Contract manufacturing and continued growth of Blue Lizard, largely in the online market, have driven growth since 2011. Going forward, Bedard expects to leverage a pharmaceutical development group led by the growing cadre of scientists at the company. Products will include generics – Crown has four ANDAs currently submitted to FDA – and proprietary drugs. Crown sent the FDA its first request for a new drug application in mid-September. “That would be our first venture into a non-generic, patentable, protected asset through the FDA,” Bedard says. He says Crown’s highest potential comes in branded prescription drugs. The company is expanding to 36 sales territories, and now has cash available for potential acquisition targets as well. In January, Crown will launch its first solid oral dose for skin infections.

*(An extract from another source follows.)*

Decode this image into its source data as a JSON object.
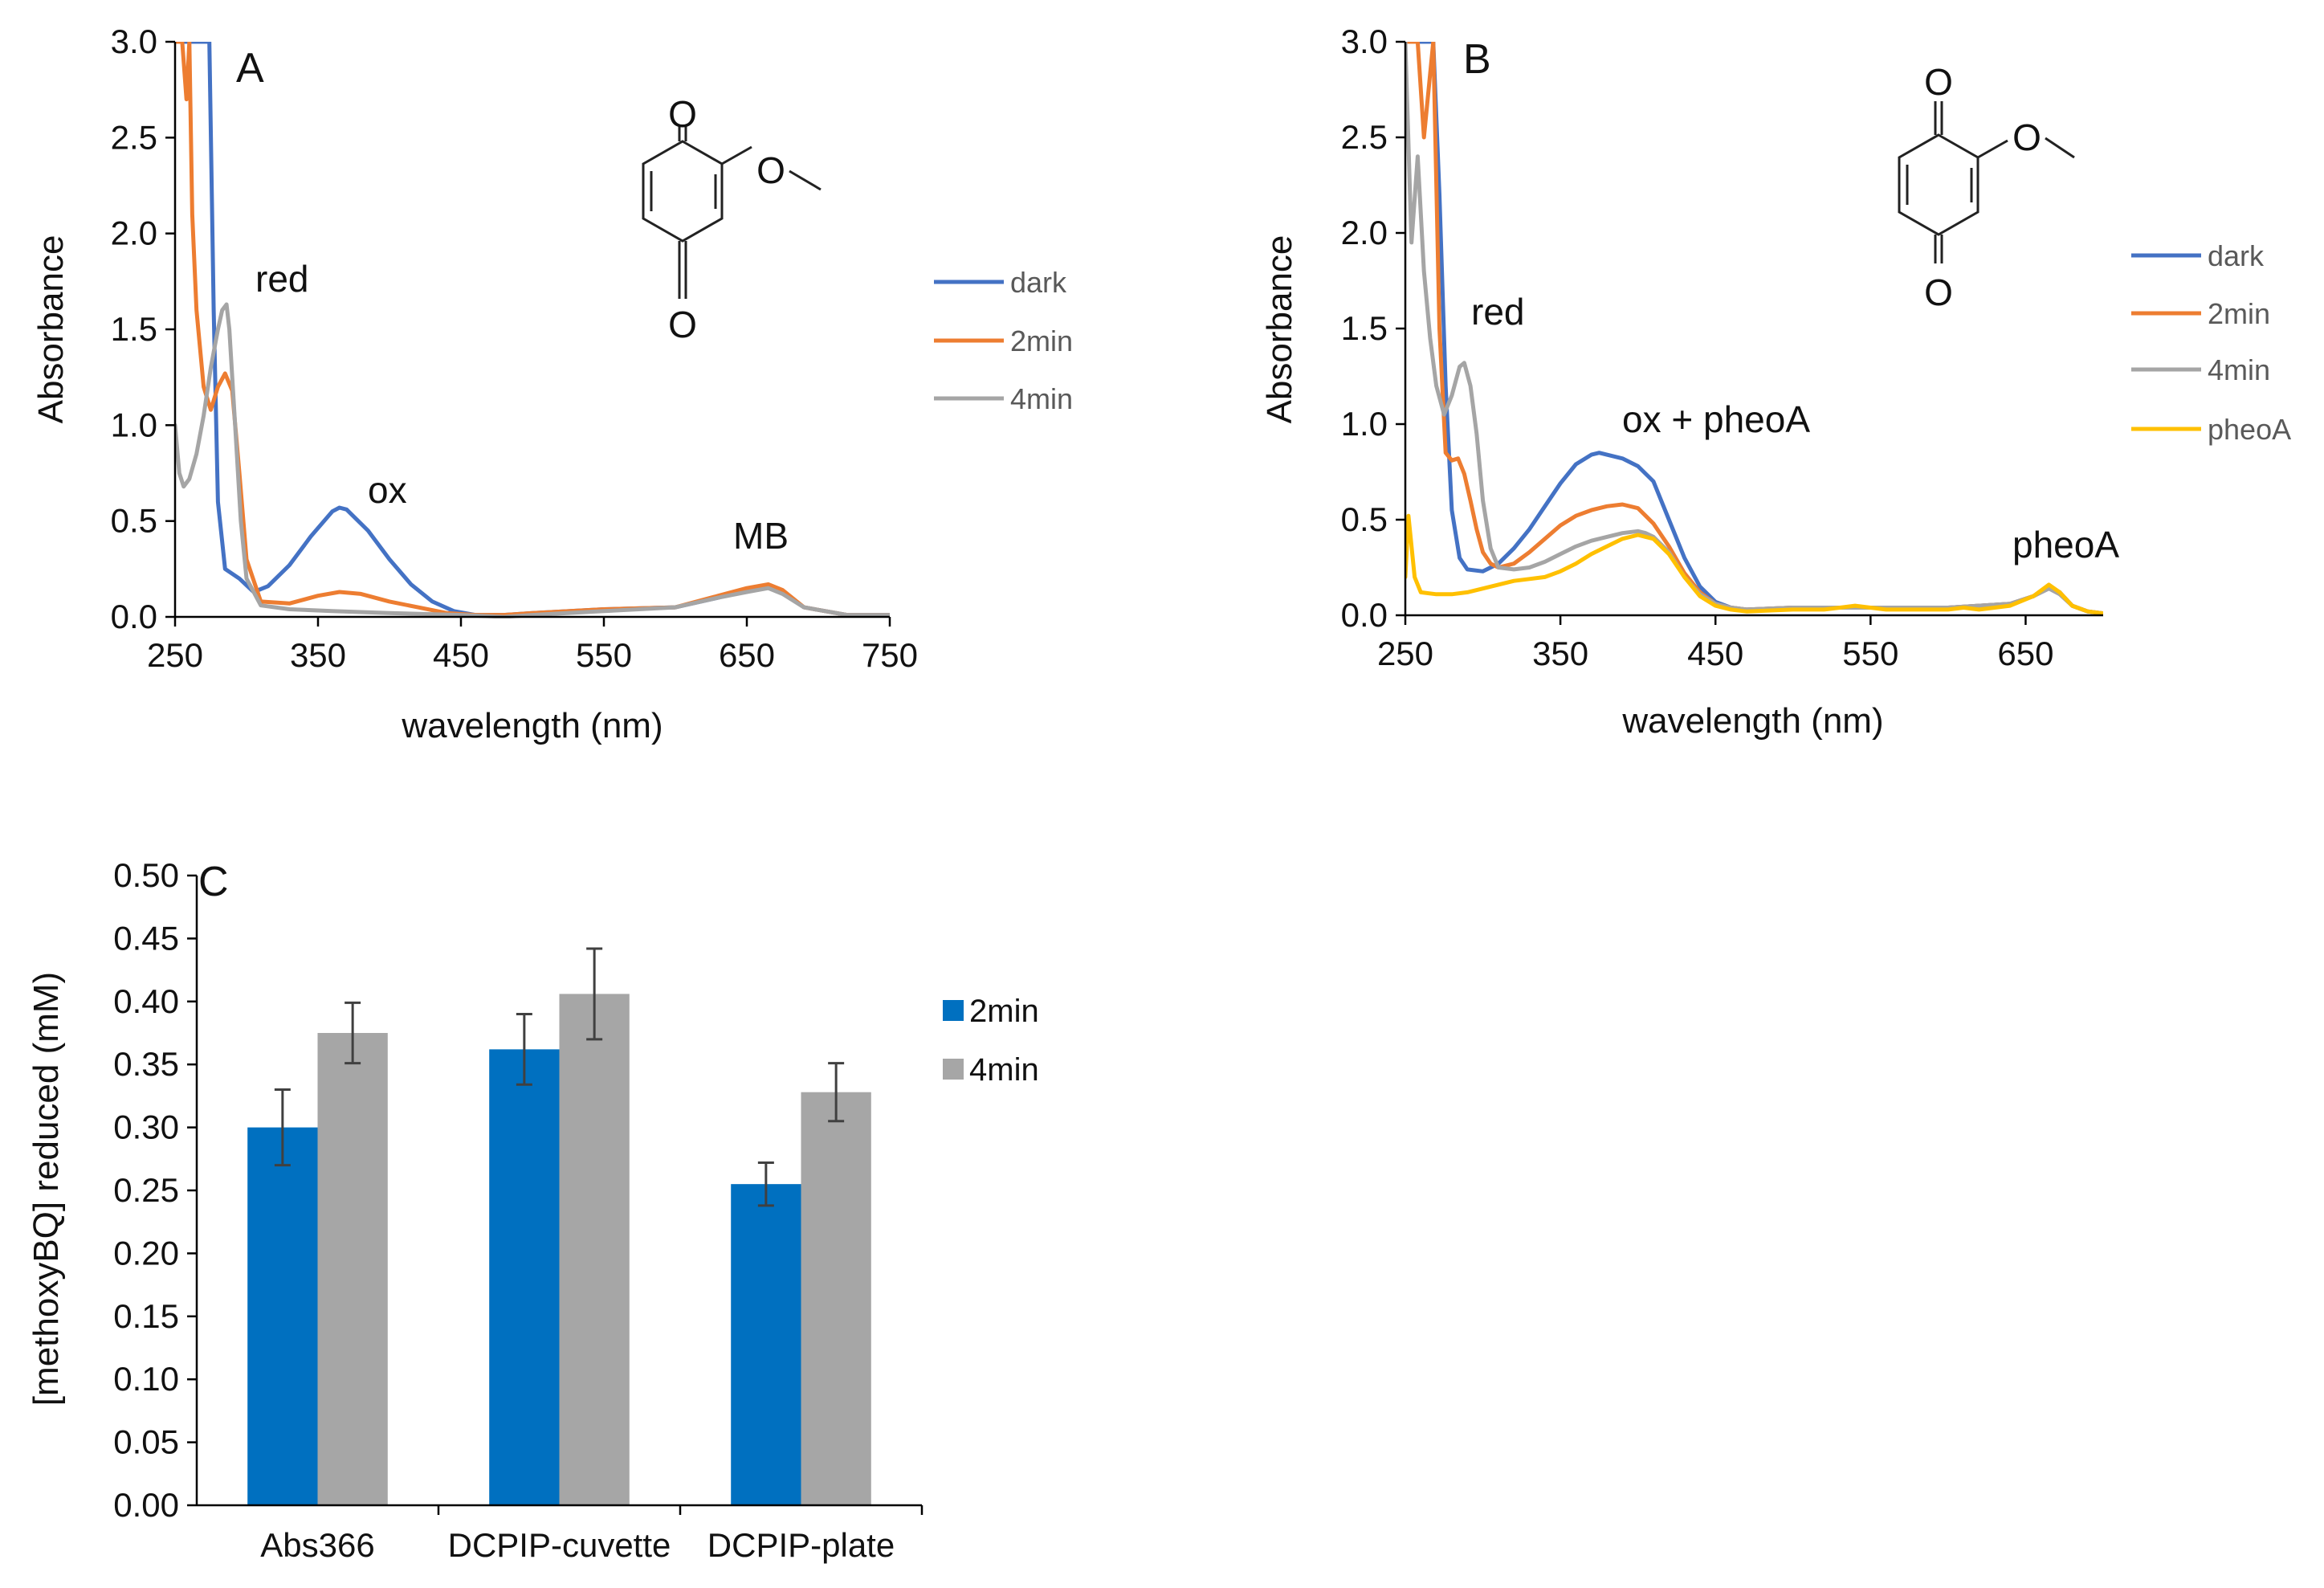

“With generics, you’re out hunting to take existing market share,” Bedard says. “In the branded space, if you do your job well in the field, you’re growing the market. So when we go in with this new drug in January for skin infections, there certainly are things doctors are writing for skin infections now, but this is unique. So if we do a good job, the overall market for prescriptions should grow.”

Bedard is the first to admit risks remain. As far as the ANDA developments, other generic competitors could be working on versions of the same drug and dilute market share. With contract manufacturing, Crown’s buyers could decide a drug isn’t a core asset anymore, or choose a cheaper producer. Blue Lizard’s at risk from, “somebody coming out with a better mousetrap,” but Bedard says he thinks that core brand can continue growing. They’re looking at line extensions, including a lip balm, and have made their first meaningful spends in marketing this year, including becoming the official sunscreen of both the New York Yankees and Chicago Cubs and being a major sponsor of the upcoming Marine Corps Marathon.

Getting to $100 million will depend largely on Crown’s fortunes in the branded market. Bedard said the biggest question there is health care reform. “We’re not looking at truly unique molecules. We’re looking at different ways to deliver existing molecules, which if pharmacy benefit managers decide, ‘yeah, that delivers it better but the cost is greater than the benefit, and we’re going to block you and just allow generics in that space,’ that’s a risk.” But then, risks are something with which Bedard is quite familiar.